Thich Nhat Hanh: On Gay is a Gift
Thich Nhat Hanh, the noted Zen monk, poet, teacher who shares these words about the Buddhadharma’s view of “homosexuality” in the latest book, ANSWERS FROM THE HEART.
Q. What is the Buddhist view of homosexuality?
A. The spirit of Buddhism is inclusiveness. Looking deeply into the nature of a cloud, we see the cosmos. A flower is a flower, but if we look deeply into it, we see the cosmos. Everything has a place. The base-the foundation of everything-is the same. When you look at the ocean, you see different kinds of waves, many sizes and shapes, but all the waves have water as their foundation and substance. If you are born gay or lesbian, your ground of being in the same as mine. We are different, but we share the same ground of being. The Protestant theologian Paul Tillich said that God is the ground of being. You should be yourself. If God has created me as a rose, then I should accept myself as a rose. If you are a lesbian, then be a lesbian. Looking deeply into your nature, you will see yourself as you truly are. You will be able to touch the ground of your being and find peace.
If you’re a victim of discrimination, then your way to emancipation is not simply by crying out against injustice. Injustice cannot be repaired by recognition alone, but by your capacity to touch the ground of your being. Discrimination, intolerance, and suppression stem from lack of knowledge and lack of understanding. If you’re capable of touching the ground of your being, you can be released from the suffering that has been created in you through discrimination and oppression.

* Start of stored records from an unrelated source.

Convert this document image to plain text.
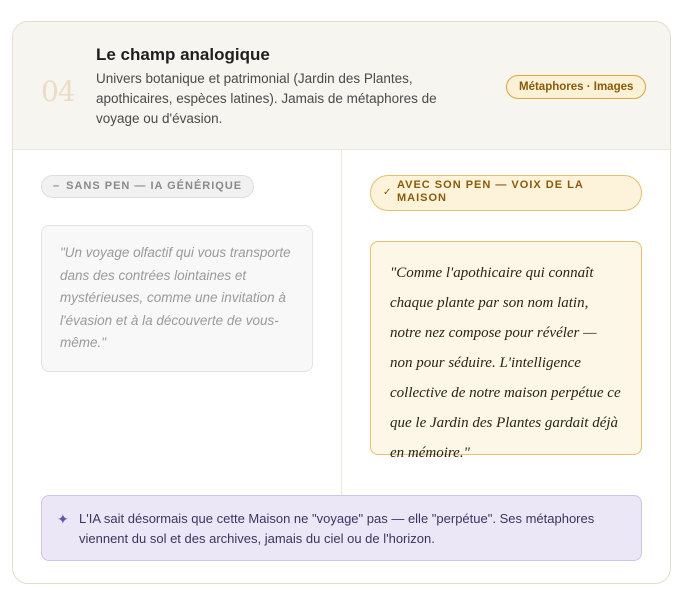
04
Le champ analogique
Univers botanique et patrimonial (Jardin des Plantes, apothicaires, espèces latines). Jamais de métaphores de voyage ou d'évasion.
Métaphores · Images
– SANS PEN — IA GÉNÉRIQUE
"Un voyage olfactif qui vous transporte dans des contrées lointaines et mystérieuses, comme une invitation à l'évasion et à la découverte de vous-même."
✓
AVEC SON PEN — VOIX DE LA MAISON
"Comme l'apothicaire qui connaît chaque plante par son nom latin, notre nez compose pour révéler — non pour séduire. L'intelligence collective de notre maison perpétue ce que le Jardin des Plantes gardait déjà en mémoire."
✦ L'IA sait désormais que cette Maison ne "voyage" pas — elle "perpétue". Ses métaphores viennent du sol et des archives, jamais du ciel ou de l'horizon.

Someone who discriminates against you, because of your race or the color of your skin or your sexual orientation, is ignorant. He doesn’t know his own ground of being. He doesn’t realize that we all share the same ground of being; that is why he can discriminate against you.

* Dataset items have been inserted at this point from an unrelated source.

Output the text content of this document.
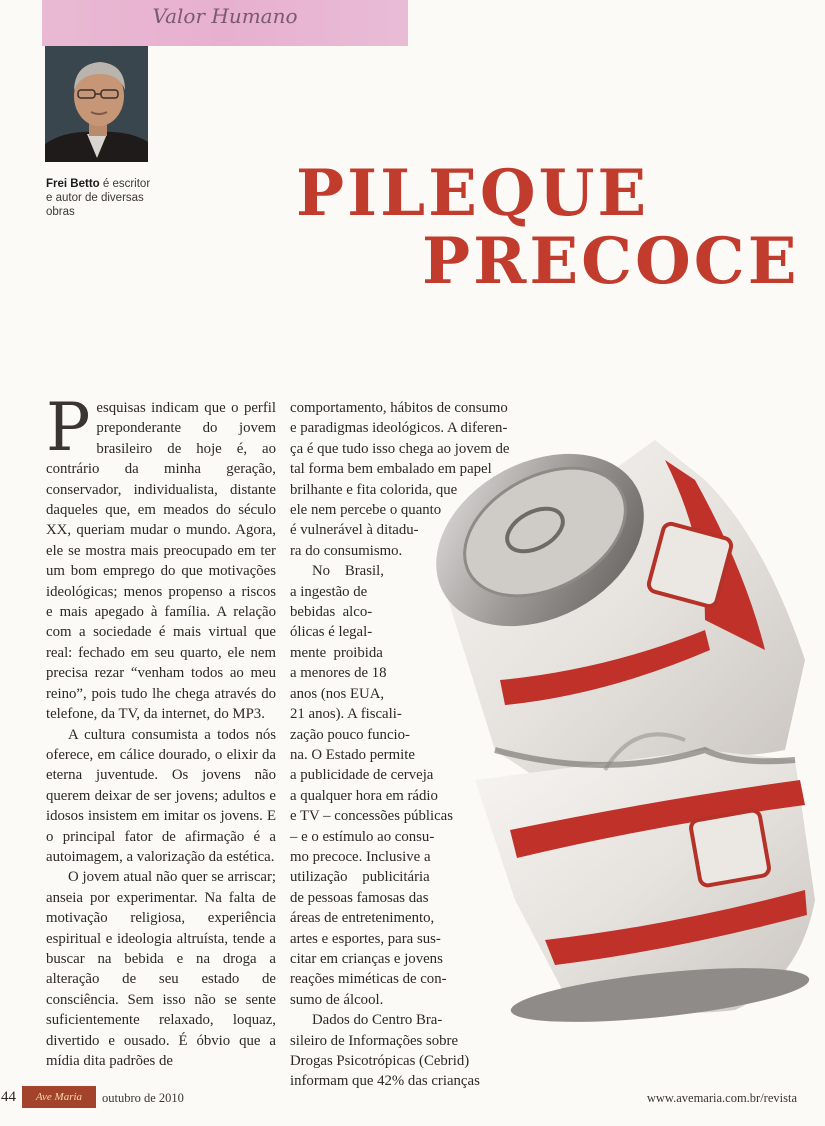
Valor Humano
Frei Betto é escritor e autor de diversas obras	PILEQUE
PRECOCE

Pesquisas indicam que o perfil preponderante do jovem brasileiro de hoje é, ao contrário da minha geração, conservador, individualista, distante daqueles que, em meados do século XX, queriam mudar o mundo. Agora, ele se mostra mais preocupado em ter um bom emprego do que motivações ideológicas; menos propenso a riscos e mais apegado à família. A relação com a sociedade é mais virtual que real: fechado em seu quarto, ele nem precisa rezar “venham todos ao meu reino”, pois tudo lhe chega através do telefone, da TV, da internet, do MP3.

A cultura consumista a todos nós oferece, em cálice dourado, o elixir da eterna juventude. Os jovens não querem deixar de ser jovens; adultos e idosos insistem em imitar os jovens. E o principal fator de afirmação é a autoimagem, a valorização da estética.

O jovem atual não quer se arriscar; anseia por experimentar. Na falta de motivação religiosa, experiência espiritual e ideologia altruísta, tende a buscar na bebida e na droga a alteração de seu estado de consciência. Sem isso não se sente suficientemente relaxado, loquaz, divertido e ousado. É óbvio que a mídia dita padrões de

comportamento, hábitos de consumo
e paradigmas ideológicos. A diferen-
ça é que tudo isso chega ao jovem de
tal forma bem embalado em papel
brilhante e fita colorida, que
ele nem percebe o quanto
é vulnerável à ditadu-
ra do consumismo.
No    Brasil,
a ingestão de
bebidas  alco-
ólicas é legal-
mente  proibida
a menores de 18
anos (nos EUA,
21 anos). A fiscali-
zação pouco funcio-
na. O Estado permite
a publicidade de cerveja
a qualquer hora em rádio
e TV – concessões públicas
– e o estímulo ao consu-
mo precoce. Inclusive a
utilização    publicitária
de pessoas famosas das
áreas de entretenimento,
artes e esportes, para sus-
citar em crianças e jovens
reações miméticas de con-
sumo de álcool.
Dados do Centro Bra-
sileiro de Informações sobre
Drogas Psicotrópicas (Cebrid)
informam que 42% das crianças
44	Ave Maria	outubro de 2010	www.avemaria.com.br/revista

Someone who discriminates against others and causes them to suffer is someone who is not happy with himself. Once you’ve touched the depth and the nature of your ground of being, you’ll be equipped with the kind of understanding that can give rise to compassion and tolerance, and you will be capable of forgiving even those who discriminate against you. Don’t believe that relief or justice will come through society alone. True emancipation lies in your capacity to look deeply.
When you suffer because of discrimination, there’s always an urge to speak out. But even if you spend a thousand years speaking out, your suffering won’t be relieved. Only through deep understanding and liberation from ignorance can you be liberated from your suffering.
When you break through to the truth, compassion springs up like a stream of water. With that compassion, you can embrace even the people who have persecuted you. When you’re motivated by desire to help those who are victims of ignorance, only then are you free from your suffering and feelings of violation. Don’t wait for things to change around you. You have to practice liberating yourself. Then you will be equipped with the power of compassion and understanding, the only kind of power that can help transform an environment full of injustice and discrimination. You have to become such a person-one who can embody tolerance, understanding, and compassion. You transform yourself into an instrument for social change and change in the collective consciousness of mankind.
Thich Nhat Hanh, Answers from the Heart: Practical Responses To Life’s Burning Questions (Berkeley: Parallax Press, 2009), 119-122.